Spirit Swap: Lofi Beats to Match-3 To
Spirit Swap is so warm and charming: queer witches and demons hang out and swap brightly colorful match-3 puzzles to some lofi beats. “Swap it out / Change Your Mood, make it happier / And if you can’t, that’s okay / Try again real soon,” goes the lyrics to one of artist Meltycanon’s featured songs, which tells the audience what they need to know about the game. This is inclusive work by developer Soft Not Weak, a small team, who we chatted with at their booth while basking in the warmth of their passion project, which shows such clarity and finesse, not reinventing the wheel of the match-3 puzzle game, but making that wheel so much more inclusive. It’s really a lovely game. At the show, a story mode and a competitive puzzle-fighter type mode were shown. The story promises charming characters with big personalities and a hang-out puzzler that also feels like a romance fantasy visual novel, in a good way. What makes a good puzzle game is as abstract as it is rigidly precise: it needs to feel right and if the vibe can just immerse you in sliding a puzzle around and the feedback is good, you’ve got all the pieces figured out. That’s how it feels for Soft Not Weak’s indie darling puzzler, combining light rhythmic play with low-stakes matching mechanics that rightfully charmed everyone on Kickstarter with its heartfelt and earnest approach to a genre that can often feel so mechanical. This will mean so much to the right person.

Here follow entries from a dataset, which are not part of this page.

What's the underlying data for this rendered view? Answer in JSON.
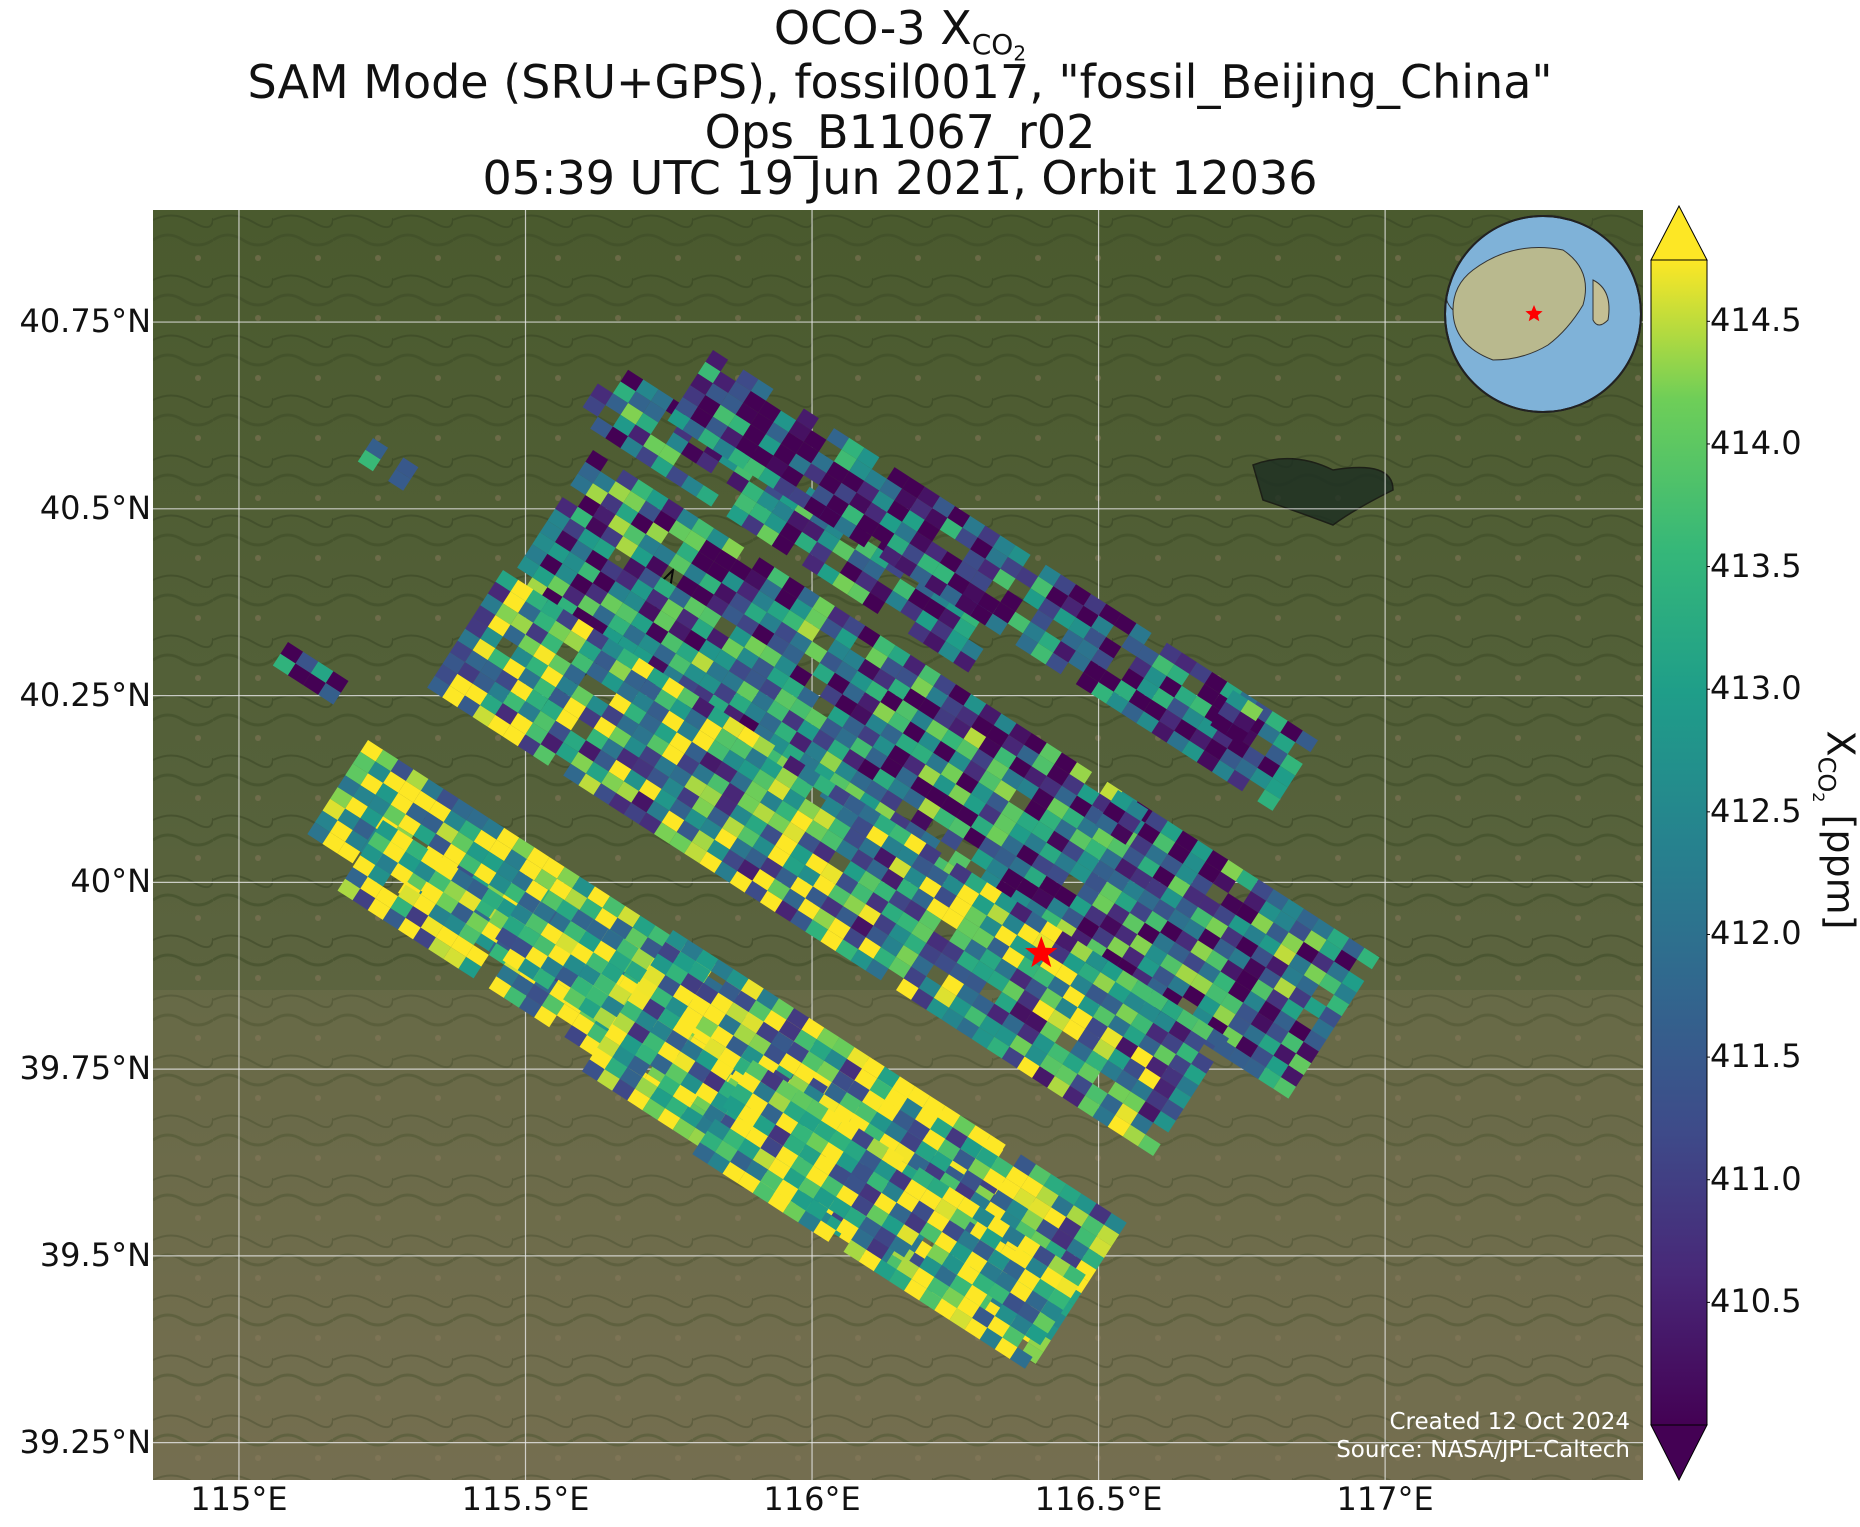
{
  "title": {
    "line1_prefix": "OCO-3 X",
    "line1_sub": "CO",
    "line1_subsub": "2",
    "line2": "SAM Mode (SRU+GPS), fossil0017, \"fossil_Beijing_China\"",
    "line3": "Ops_B11067_r02",
    "line4": "05:39 UTC 19 Jun 2021, Orbit 12036"
  },
  "axes": {
    "lon_range": [
      114.85,
      117.45
    ],
    "lat_range": [
      39.2,
      40.9
    ],
    "lon_ticks": [
      {
        "value": 115.0,
        "label": "115°E"
      },
      {
        "value": 115.5,
        "label": "115.5°E"
      },
      {
        "value": 116.0,
        "label": "116°E"
      },
      {
        "value": 116.5,
        "label": "116.5°E"
      },
      {
        "value": 117.0,
        "label": "117°E"
      }
    ],
    "lat_ticks": [
      {
        "value": 40.75,
        "label": "40.75°N"
      },
      {
        "value": 40.5,
        "label": "40.5°N"
      },
      {
        "value": 40.25,
        "label": "40.25°N"
      },
      {
        "value": 40.0,
        "label": "40°N"
      },
      {
        "value": 39.75,
        "label": "39.75°N"
      },
      {
        "value": 39.5,
        "label": "39.5°N"
      },
      {
        "value": 39.25,
        "label": "39.25°N"
      }
    ],
    "grid": true
  },
  "colorbar": {
    "label_prefix": "X",
    "label_sub": "CO",
    "label_subsub": "2",
    "label_suffix": " [ppm]",
    "range": [
      410.0,
      414.75
    ],
    "extend": "both",
    "colormap": "viridis",
    "ticks": [
      {
        "value": 414.5,
        "label": "414.5"
      },
      {
        "value": 414.0,
        "label": "414.0"
      },
      {
        "value": 413.5,
        "label": "413.5"
      },
      {
        "value": 413.0,
        "label": "413.0"
      },
      {
        "value": 412.5,
        "label": "412.5"
      },
      {
        "value": 412.0,
        "label": "412.0"
      },
      {
        "value": 411.5,
        "label": "411.5"
      },
      {
        "value": 411.0,
        "label": "411.0"
      },
      {
        "value": 410.5,
        "label": "410.5"
      }
    ]
  },
  "target": {
    "lon": 116.4,
    "lat": 39.905,
    "marker": "red-star"
  },
  "inset_globe": {
    "marker": "red-star"
  },
  "credit": {
    "line1": "Created 12 Oct 2024",
    "line2": "Source: NASA/JPL-Caltech"
  }
}
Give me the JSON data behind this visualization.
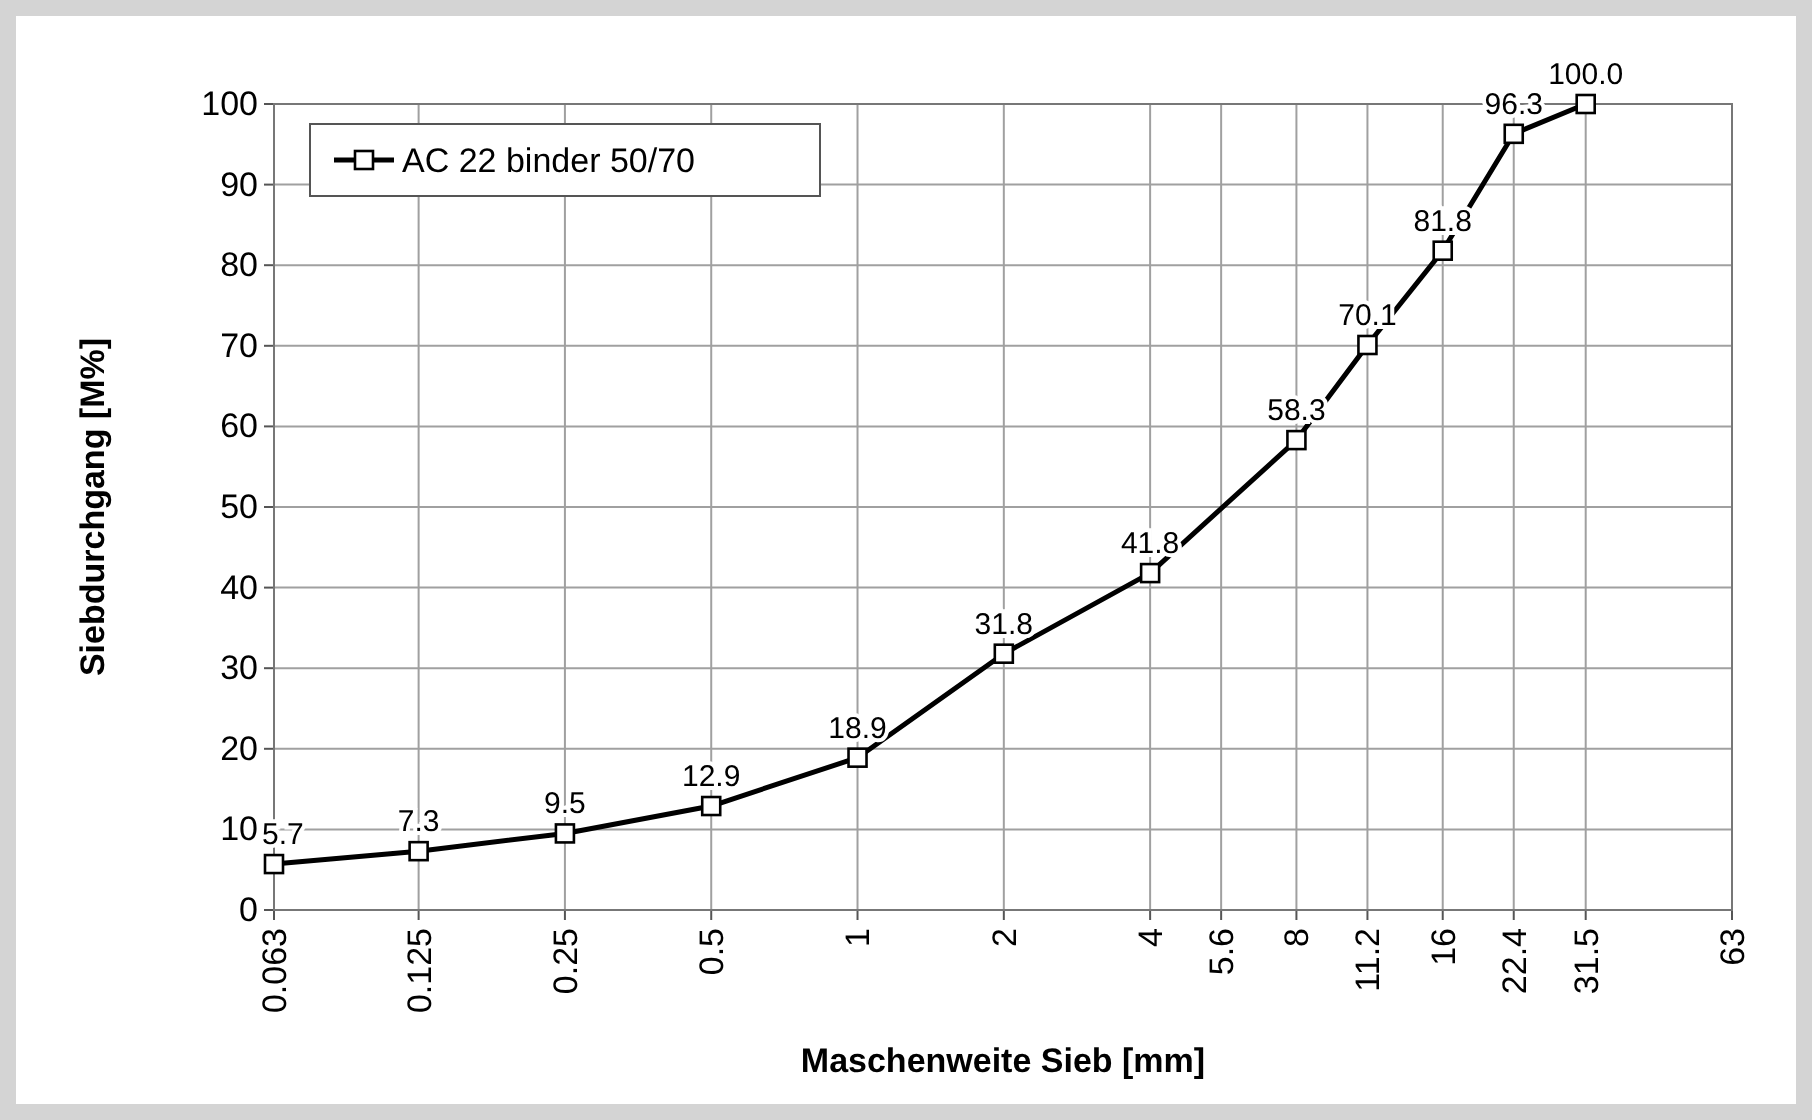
{
  "chart_data": {
    "type": "line",
    "xlabel": "Maschenweite Sieb [mm]",
    "ylabel": "Siebdurchgang [M%]",
    "x": [
      0.063,
      0.125,
      0.25,
      0.5,
      1,
      2,
      4,
      8,
      11.2,
      16,
      22.4,
      31.5
    ],
    "series": [
      {
        "name": "AC 22 binder 50/70",
        "color": "#000000",
        "values": [
          5.7,
          7.3,
          9.5,
          12.9,
          18.9,
          31.8,
          41.8,
          58.3,
          70.1,
          81.8,
          96.3,
          100.0
        ],
        "value_labels": [
          "5.7",
          "7.3",
          "9.5",
          "12.9",
          "18.9",
          "31.8",
          "41.8",
          "58.3",
          "70.1",
          "81.8",
          "96.3",
          "100.0"
        ]
      }
    ],
    "log": "x",
    "xlim": [
      0.063,
      63
    ],
    "xticks": [
      0.063,
      0.125,
      0.25,
      0.5,
      1,
      2,
      4,
      5.6,
      8,
      11.2,
      16,
      22.4,
      31.5,
      63
    ],
    "ylim": [
      0,
      100
    ],
    "yticks": [
      0,
      10,
      20,
      30,
      40,
      50,
      60,
      70,
      80,
      90,
      100
    ],
    "grid": true,
    "legend": "top left",
    "marker": "square",
    "line_style": "solid"
  }
}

Tower Defense games have a static reputation. You’re working along Defense Grids. Or you’re channeling balloons through a series of dart-throwing moneys. Your engagement in those games is usually limited to tower placement, still limited by the sub-genres origins in base-building Real Time Strategy games. Stellar Watch asks an important question for the genre: why limit ourselves? Utilizing a super-minimal space-bound aesthetic, the player builds tower installations around their starship in order to protect it from incoming space invaders. Meanwhile, the player can rotate their craft and the orientation of their towers, while the invading geometry changes routes and pathways every time they approach, in swirling and unpredictable patterns. This adds several layers to standard Tower Defense designs and the developers have wrapped their new ideas in an instantly appealing and minimal look that also sets the game apart.